I raised an eyebrow at Haskins. “Hm. Well, yeah. I’d love it if you pulled the case file.”
“I’ll see what I can dig up.”
I smiled. “Thanks, Rick. Now what was the other thing that was bugging you?”
“Well. There was a murder up on Cap Hill, not too far from there. And it sounds similar to me. Tons of blood, things missing. I can’t tell you exactly what it is, but something about this is off. Something here should fit together, if I could see the pieces.”
I shrugged, and then winced as the shrug made several parts of my body hurt. “I know what you mean. Something has smelled off about this since I got the case, but I can’t piece it together yet either.”
Haskins pushed his bulk off the rear door of the ambulance. “Do what you have to do, Ian. I’m going to go take these guys to holding then start looking into some ideas I have about this.”
I grinned at him. “If you crack the case I still get the paycheck. I can see I’ve got you all-in on this one.”
He waved me off. “Very funny. I’ll call you if I figure anything out, and I expect you to do the same. Especially since this is an open investigation that I’m pulling favors for you on, okay?”
I nodded. “Of course. Talk to you soon, Rick.”
He left, taking the two thugs that had attacked me with him. They’d have a few hours sitting in a holding cell, then a van would take them over to central booking. I’d be able to pick up my rewards in a few days.

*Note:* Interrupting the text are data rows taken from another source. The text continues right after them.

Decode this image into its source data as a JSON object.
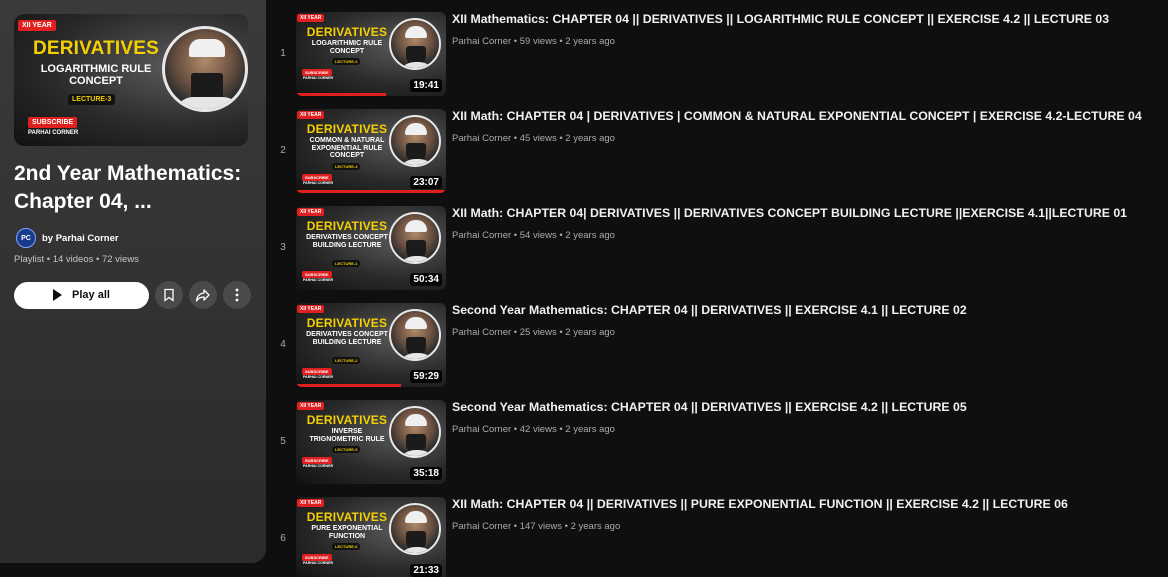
{
  "playlist": {
    "thumb": {
      "year": "XII YEAR",
      "title": "DERIVATIVES",
      "subtitle": "LOGARITHMIC RULE CONCEPT",
      "lecture": "LECTURE-3",
      "subscribe": "SUBSCRIBE",
      "brand": "PARHAI CORNER"
    },
    "title": "2nd Year Mathematics: Chapter 04, ...",
    "owner_initials": "PC",
    "owner": "by Parhai Corner",
    "meta": "Playlist • 14 videos • 72 views",
    "play_all_label": "Play all",
    "icons": [
      "play-icon",
      "save-icon",
      "share-icon",
      "more-icon"
    ]
  },
  "videos": [
    {
      "index": "1",
      "title": "XII Mathematics: CHAPTER 04 || DERIVATIVES || LOGARITHMIC RULE CONCEPT || EXERCISE 4.2 || LECTURE 03",
      "meta": "Parhai Corner • 59 views • 2 years ago",
      "duration": "19:41",
      "watched_fraction": 0.6,
      "thumb": {
        "year": "XII YEAR",
        "title": "DERIVATIVES",
        "subtitle": "LOGARITHMIC RULE CONCEPT",
        "lecture": "LECTURE-3",
        "subscribe": "SUBSCRIBE",
        "brand": "PARHAI CORNER"
      }
    },
    {
      "index": "2",
      "title": "XII Math: CHAPTER 04 | DERIVATIVES | COMMON & NATURAL EXPONENTIAL CONCEPT | EXERCISE 4.2-LECTURE 04",
      "meta": "Parhai Corner • 45 views • 2 years ago",
      "duration": "23:07",
      "watched_fraction": 1.0,
      "thumb": {
        "year": "XII YEAR",
        "title": "DERIVATIVES",
        "subtitle": "COMMON & NATURAL EXPONENTIAL RULE CONCEPT",
        "lecture": "LECTURE-4",
        "subscribe": "SUBSCRIBE",
        "brand": "PARHAI CORNER"
      }
    },
    {
      "index": "3",
      "title": "XII Math: CHAPTER 04| DERIVATIVES || DERIVATIVES CONCEPT BUILDING LECTURE ||EXERCISE 4.1||LECTURE 01",
      "meta": "Parhai Corner • 54 views • 2 years ago",
      "duration": "50:34",
      "watched_fraction": 0.0,
      "thumb": {
        "year": "XII YEAR",
        "title": "DERIVATIVES",
        "subtitle": "DERIVATIVES CONCEPT BUILDING LECTURE",
        "lecture": "LECTURE-1",
        "subscribe": "SUBSCRIBE",
        "brand": "PARHAI CORNER"
      }
    },
    {
      "index": "4",
      "title": "Second Year Mathematics: CHAPTER 04 || DERIVATIVES || EXERCISE 4.1 || LECTURE 02",
      "meta": "Parhai Corner • 25 views • 2 years ago",
      "duration": "59:29",
      "watched_fraction": 0.7,
      "thumb": {
        "year": "XII YEAR",
        "title": "DERIVATIVES",
        "subtitle": "DERIVATIVES CONCEPT BUILDING LECTURE",
        "lecture": "LECTURE-2",
        "subscribe": "SUBSCRIBE",
        "brand": "PARHAI CORNER"
      }
    },
    {
      "index": "5",
      "title": "Second Year Mathematics: CHAPTER 04 || DERIVATIVES || EXERCISE 4.2 || LECTURE 05",
      "meta": "Parhai Corner • 42 views • 2 years ago",
      "duration": "35:18",
      "watched_fraction": 0.0,
      "thumb": {
        "year": "XII YEAR",
        "title": "DERIVATIVES",
        "subtitle": "INVERSE TRIGNOMETRIC RULE",
        "lecture": "LECTURE-5",
        "subscribe": "SUBSCRIBE",
        "brand": "PARHAI CORNER"
      }
    },
    {
      "index": "6",
      "title": "XII Math: CHAPTER 04 || DERIVATIVES || PURE EXPONENTIAL FUNCTION || EXERCISE 4.2 || LECTURE 06",
      "meta": "Parhai Corner • 147 views • 2 years ago",
      "duration": "21:33",
      "watched_fraction": 0.0,
      "thumb": {
        "year": "XII YEAR",
        "title": "DERIVATIVES",
        "subtitle": "PURE EXPONENTIAL FUNCTION",
        "lecture": "LECTURE-6",
        "subscribe": "SUBSCRIBE",
        "brand": "PARHAI CORNER"
      }
    }
  ]
}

The EMT finished up and gave me a stern look. “I can’t guarantee that your bandages will last till tomorrow. You really should head into emergency and get a proper job done of patching you up, sir.”
I smiled. “I appreciate the concern, but I don’t have the time. Every hour I waste, well, bad things could happen to someone.” I stepped away from the ambulance—and almost fell on my face. A broken foot is nothing to lean on once the excitement’s all over, apparently.
The EMT packed up his kit. “I understand. So why don’t I take you on a ride to Dr. Meldore. He runs a private clinic not far from here, and he specializes in night time hours and the problems people have in association with them. ” He picked up his kit, staring at me for a moment, considering his words. “He treats a lot of off duty cops who get hurt picking up extra cash doing security and stuff.”
“Fastest signing hand in the West and a heart of gold, huh?” I laughed. “Point taken. Get me on my feet, chief. And just give me his address, I’ll take it from there.”
The EMT did as requested. I sighed and walked down the street towards my car. Time to go to the club, but first Dr. M and a handy prescription.…Just the thing to help me wreck all the wonderful healing I had received.